We should not lose sight of the fact that segmental instability, as White, et al., clearly demonstrated, is not a very sensitive proxy for injury. The relationship between segmental damage and translation is not at all linear. They needed to cut nearly all ligaments in order to really see much translation. Moreover, they applied a shear load on the segment, which was equivalent to 25 percent of the body weight. It is difficult to conceive of this in terms of the total load that would have to be applied to the human head during flexion. However, once again, external validity is a big potential problem, as is the problem with their methodology of sectioning ligaments sequentially -a lesion or combination of lesions that simply do not have a clinical counterpart. The AMA's choice of using this 3.5 mm translation was surprising and highly questionable in my opinion, particularly because I have seen patients with 3.5 mm of translation who were not very symptomatic.
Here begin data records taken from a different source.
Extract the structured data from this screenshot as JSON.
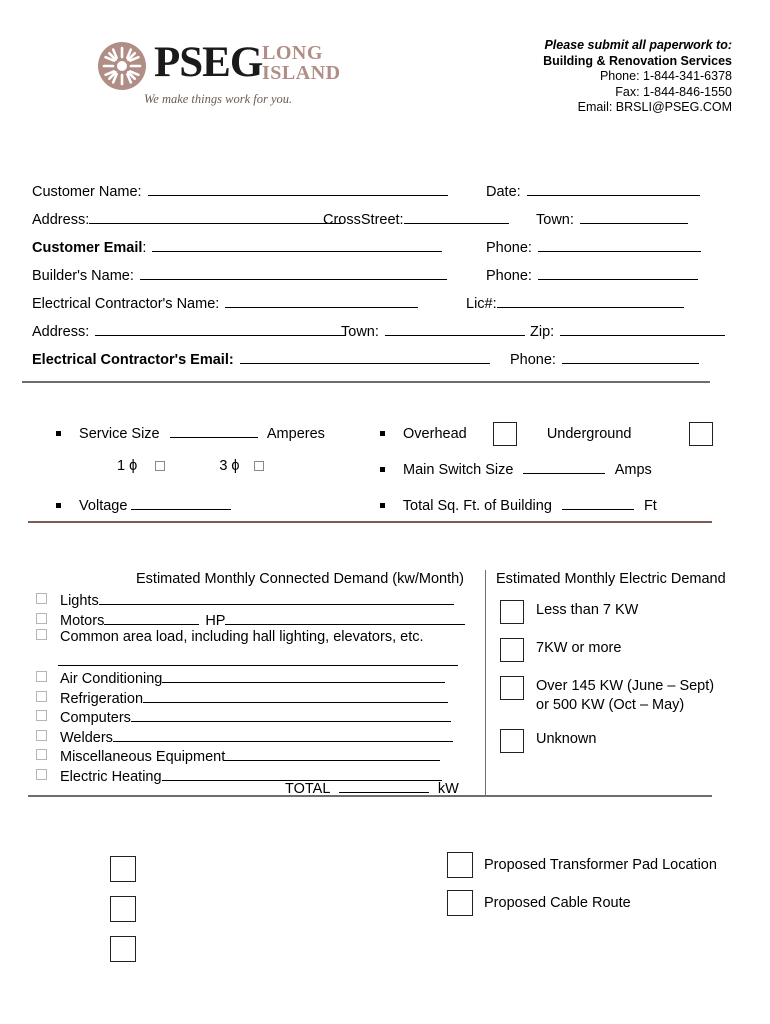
{
  "header": {
    "logo": {
      "mark_icon": "sunburst-icon",
      "brand": "PSEG",
      "region_line1": "LONG",
      "region_line2": "ISLAND",
      "tagline": "We make things work for you.",
      "brand_color": "#b08d85"
    },
    "submit_to": {
      "line1": "Please submit all paperwork to:",
      "line2": "Building & Renovation Services",
      "phone": "Phone: 1-844-341-6378",
      "fax": "Fax: 1-844-846-1550",
      "email": "Email: BRSLI@PSEG.COM"
    }
  },
  "info": {
    "customer_name_label": "Customer Name:",
    "date_label": "Date:",
    "address_label": "Address:",
    "cross_street_label": "CrossStreet:",
    "town_label": "Town:",
    "customer_email_label": "Customer Email",
    "customer_email_colon": ":",
    "phone_label": "Phone:",
    "builder_name_label": "Builder's Name:",
    "builder_phone_label": "Phone:",
    "contractor_name_label": "Electrical Contractor's Name:",
    "lic_label": "Lic#:",
    "contractor_address_label": "Address:",
    "contractor_town_label": "Town:",
    "zip_label": "Zip:",
    "contractor_email_label": "Electrical Contractor's Email:",
    "contractor_phone_label": "Phone:"
  },
  "service": {
    "service_size_label": "Service Size",
    "amperes_label": "Amperes",
    "phase_1_label": "1 ϕ",
    "phase_3_label": "3 ϕ",
    "voltage_label": "Voltage",
    "overhead_label": "Overhead",
    "underground_label": "Underground",
    "main_switch_label": "Main Switch Size",
    "amps_label": "Amps",
    "total_sqft_label": "Total Sq. Ft. of Building",
    "ft_label": "Ft"
  },
  "demand": {
    "connected_title": "Estimated Monthly Connected Demand (kw/Month)",
    "electric_title": "Estimated Monthly Electric Demand",
    "items": [
      {
        "label": "Lights",
        "line_width": 355
      },
      {
        "label": "Motors",
        "mid_label": "HP",
        "line_width": 95,
        "line2_width": 240
      },
      {
        "label": "Common area load, including hall lighting, elevators, etc.",
        "line_width": 0
      },
      {
        "label": "",
        "line_width": 400,
        "blank_row": true
      },
      {
        "label": "Air Conditioning",
        "line_width": 283
      },
      {
        "label": "Refrigeration",
        "line_width": 305
      },
      {
        "label": "Computers",
        "line_width": 320
      },
      {
        "label": "Welders",
        "line_width": 340
      },
      {
        "label": "Miscellaneous Equipment",
        "line_width": 215
      },
      {
        "label": "Electric Heating",
        "line_width": 280
      }
    ],
    "total_label": "TOTAL",
    "total_unit": "kW",
    "electric_options": [
      "Less than 7 KW",
      "7KW or more",
      "Over 145 KW (June – Sept)\nor 500 KW (Oct – May)",
      "Unknown"
    ]
  },
  "bottom": {
    "unlabeled_checkbox_count": 3,
    "options": [
      "Proposed Transformer Pad Location",
      "Proposed Cable Route"
    ]
  },
  "colors": {
    "rule_gray": "#6d6d6d",
    "rule_brown": "#7a5c54",
    "brand": "#b08d85"
  }
}
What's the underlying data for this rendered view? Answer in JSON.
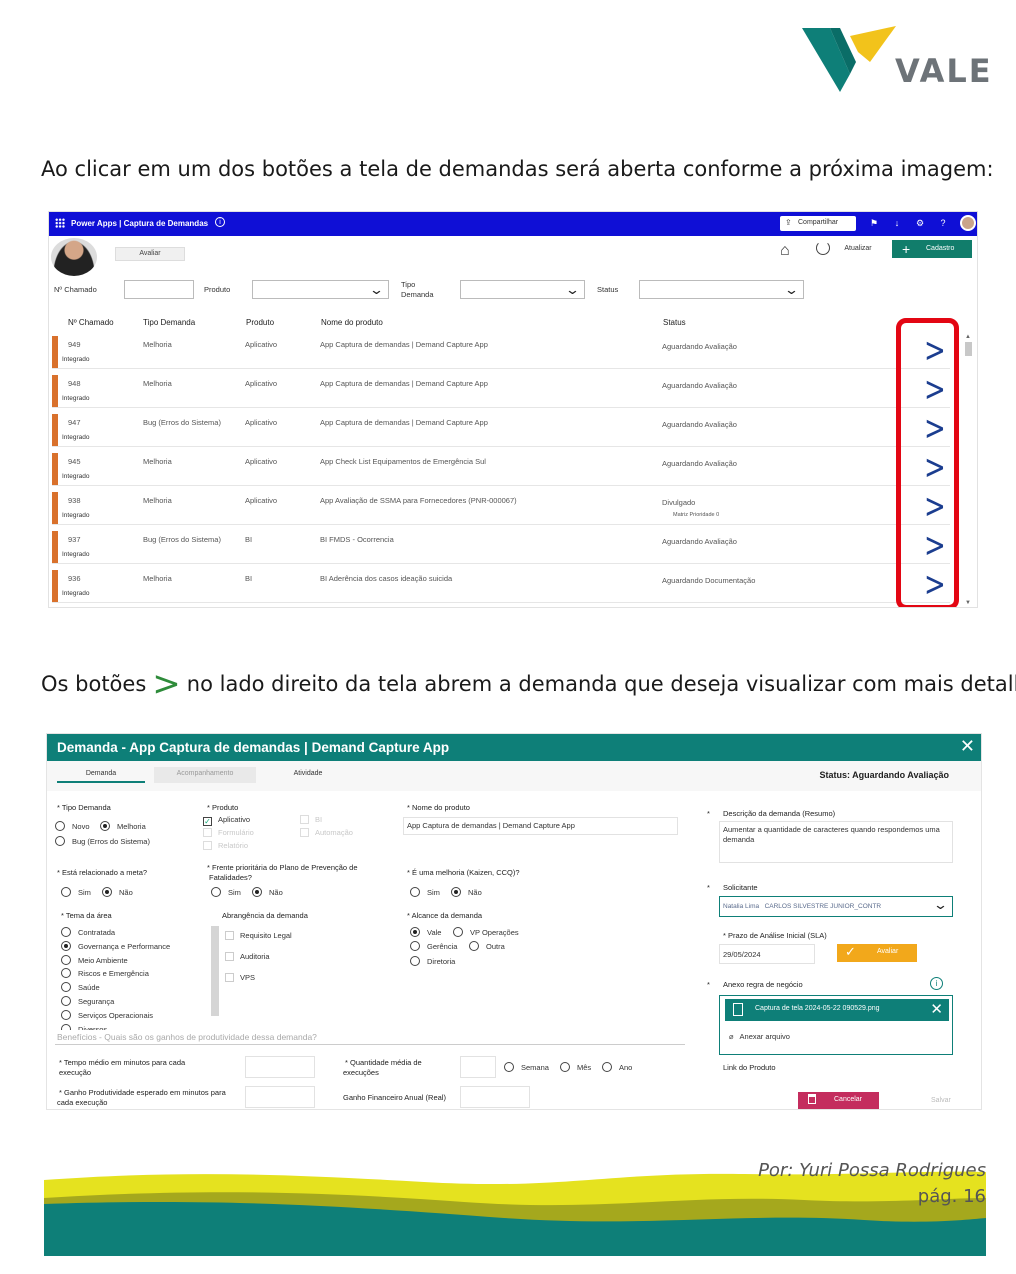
{
  "logo": {
    "text": "VALE"
  },
  "doc": {
    "para1": "Ao clicar em um dos botões a tela de demandas será aberta conforme a próxima imagem:",
    "para2_before": "Os botões",
    "para2_glyph": ">",
    "para2_after": "no lado direito da tela abrem a demanda que deseja visualizar com mais detalhes:"
  },
  "screen1": {
    "app_title": "Power Apps  |  Captura de Demandas",
    "share_label": "Compartilhar",
    "avaliar_label": "Avaliar",
    "atualizar_label": "Atualizar",
    "cadastro_label": "Cadastro",
    "filters": {
      "chamado": "Nº Chamado",
      "produto": "Produto",
      "tipo_line1": "Tipo",
      "tipo_line2": "Demanda",
      "status": "Status"
    },
    "columns": [
      "Nº Chamado",
      "Tipo Demanda",
      "Produto",
      "Nome do produto",
      "Status"
    ],
    "rows": [
      {
        "id": "949",
        "tipo": "Melhoria",
        "produto": "Aplicativo",
        "nome": "App Captura de demandas | Demand Capture App",
        "status": "Aguardando Avaliação",
        "sub": "Integrado",
        "extra": ""
      },
      {
        "id": "948",
        "tipo": "Melhoria",
        "produto": "Aplicativo",
        "nome": "App Captura de demandas | Demand Capture App",
        "status": "Aguardando Avaliação",
        "sub": "Integrado",
        "extra": ""
      },
      {
        "id": "947",
        "tipo": "Bug (Erros do Sistema)",
        "produto": "Aplicativo",
        "nome": "App Captura de demandas | Demand Capture App",
        "status": "Aguardando Avaliação",
        "sub": "Integrado",
        "extra": ""
      },
      {
        "id": "945",
        "tipo": "Melhoria",
        "produto": "Aplicativo",
        "nome": "App Check List Equipamentos de Emergência Sul",
        "status": "Aguardando Avaliação",
        "sub": "Integrado",
        "extra": ""
      },
      {
        "id": "938",
        "tipo": "Melhoria",
        "produto": "Aplicativo",
        "nome": "App Avaliação de SSMA para Fornecedores (PNR-000067)",
        "status": "Divulgado",
        "sub": "Integrado",
        "extra": "Matriz Prioridade 0"
      },
      {
        "id": "937",
        "tipo": "Bug (Erros do Sistema)",
        "produto": "BI",
        "nome": "BI FMDS - Ocorrencia",
        "status": "Aguardando Avaliação",
        "sub": "Integrado",
        "extra": ""
      },
      {
        "id": "936",
        "tipo": "Melhoria",
        "produto": "BI",
        "nome": "BI Aderência dos casos ideação suicida",
        "status": "Aguardando Documentação",
        "sub": "Integrado",
        "extra": ""
      }
    ],
    "row_chevron": ">"
  },
  "screen2": {
    "title": "Demanda - App Captura de demandas | Demand Capture App",
    "tabs": [
      "Demanda",
      "Acompanhamento",
      "Atividade"
    ],
    "status": "Status: Aguardando Avaliação",
    "tipo_demanda": {
      "label": "* Tipo Demanda",
      "opt1": "Novo",
      "opt2": "Melhoria",
      "opt3": "Bug (Erros do Sistema)"
    },
    "produto": {
      "label": "* Produto",
      "aplicativo": "Aplicativo",
      "bi": "BI",
      "formulario": "Formulário",
      "automacao": "Automação",
      "relatorio": "Relatório"
    },
    "nome_produto": {
      "label": "* Nome do produto",
      "value": "App Captura de demandas | Demand Capture App"
    },
    "descricao": {
      "star": "*",
      "label": "Descrição da demanda (Resumo)",
      "value": "Aumentar a quantidade de caracteres quando respondemos uma demanda"
    },
    "meta": {
      "label": "* Está relacionado a meta?",
      "sim": "Sim",
      "nao": "Não"
    },
    "frente": {
      "label1": "* Frente prioritária do Plano de Prevenção de",
      "label2": "Fatalidades?",
      "sim": "Sim",
      "nao": "Não"
    },
    "melhoria": {
      "label": "* É uma melhoria (Kaizen, CCQ)?",
      "sim": "Sim",
      "nao": "Não"
    },
    "solicitante": {
      "star": "*",
      "label": "Solicitante",
      "value1": "Natalia Lima",
      "value2": "CARLOS SILVESTRE JUNIOR_CONTR"
    },
    "tema": {
      "label": "* Tema da área",
      "items": [
        "Contratada",
        "Governança e Performance",
        "Meio Ambiente",
        "Riscos e Emergência",
        "Saúde",
        "Segurança",
        "Serviços Operacionais",
        "Diversos"
      ]
    },
    "abrangencia": {
      "label": "Abrangência da demanda",
      "items": [
        "Requisito Legal",
        "Auditoria",
        "VPS"
      ]
    },
    "alcance": {
      "label": "* Alcance da demanda",
      "vale": "Vale",
      "vp": "VP Operações",
      "gerencia": "Gerência",
      "outra": "Outra",
      "diretoria": "Diretoria"
    },
    "prazo": {
      "label": "* Prazo de Análise Inicial (SLA)",
      "value": "29/05/2024",
      "avaliar": "Avaliar"
    },
    "anexo": {
      "star": "*",
      "label": "Anexo regra de negócio",
      "info": "i",
      "file": "Captura de tela 2024-05-22 090529.png",
      "anexar": "Anexar arquivo"
    },
    "beneficios_placeholder": "Benefícios - Quais são os ganhos de produtividade dessa demanda?",
    "tempo_medio": {
      "line1": "* Tempo médio em minutos para cada",
      "line2": "execução"
    },
    "quantidade": {
      "line1": "* Quantidade média de",
      "line2": "execuções",
      "semana": "Semana",
      "mes": "Mês",
      "ano": "Ano"
    },
    "ganho": {
      "line1": "* Ganho Produtividade esperado em minutos para",
      "line2": "cada execução"
    },
    "ganho_fin": "Ganho Financeiro Anual (Real)",
    "link": "Link do Produto",
    "cancelar": "Cancelar",
    "salvar": "Salvar"
  },
  "footer": {
    "author": "Por: Yuri Possa Rodrigues",
    "page": "pág. 16"
  },
  "colors": {
    "brand_teal": "#0e7f78",
    "brand_yellow": "#f2c31b",
    "powerapps_bar": "#0f0fd6",
    "highlight_red": "#e30613"
  }
}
However, the Guides do note that one must not base ratings on films alone.
Anterior or posterior translation of one cervical segment over another of 3.5 mm or more can be in accord with a DRE-IV. To add 2 mm of forward translation from the flexion film to 2.5 mm of rearward translation from the extension film, and conclude that this 4.5 mm of total translation is in accord with the DRE-IV, is clearly incorrect.
Finally, let me state for the record that I am very hesitant to apply the White, et al., findings to real clinical situations for several reasons. Their study used cadaveric materials and applied forces which were non-representative. They also made it clear that ligamentous integrity is not linearly related to translation. In other words, it is not a sensitive indicator. Finally, the instability that results from certain forms of trauma such as whiplash produces a subcatastrophic ligamentous failure (subfailure) which the Yale biomechanics research lab of Panjabi has more recently described in numerous publications. This condition, in which the structural integrity is preserved while the functional integrity is degraded, is not replicated by simply sectioning ligaments. Clinical determinations of instability may be aided by plain radiographs, but these cannot rule out instability in every case. A spine can be clinically and biomechanically unstable and still not translate more than 3.5 mmin either direction. Conversely, some stable spines will exceed this translation.
References
- Centeno CJ, Elkins W, Freeman M, et al. Total cervical translation as a function of impact vector as measured by flexion-extension radiography. Pain Physician, 2007;10:667-1.
- Cocchiarella L, Andersson GBJ. Guides to the Evaluation of Permanent Impairment, 5th ed. Chicago: AMA Press, 2001.
- Dvorak J, Froehlich D, Penning L, et al. Functional radiographic diagnosis of the cervical spine: flexion/extension. Spine, 1988;13:748-55.
- White AA, Johnson RM, Panjabi MM, et al. Biomechanical analysis of clinical stability in the cervical spine. Clin Orthop Rel Res, 1975;109:85-95.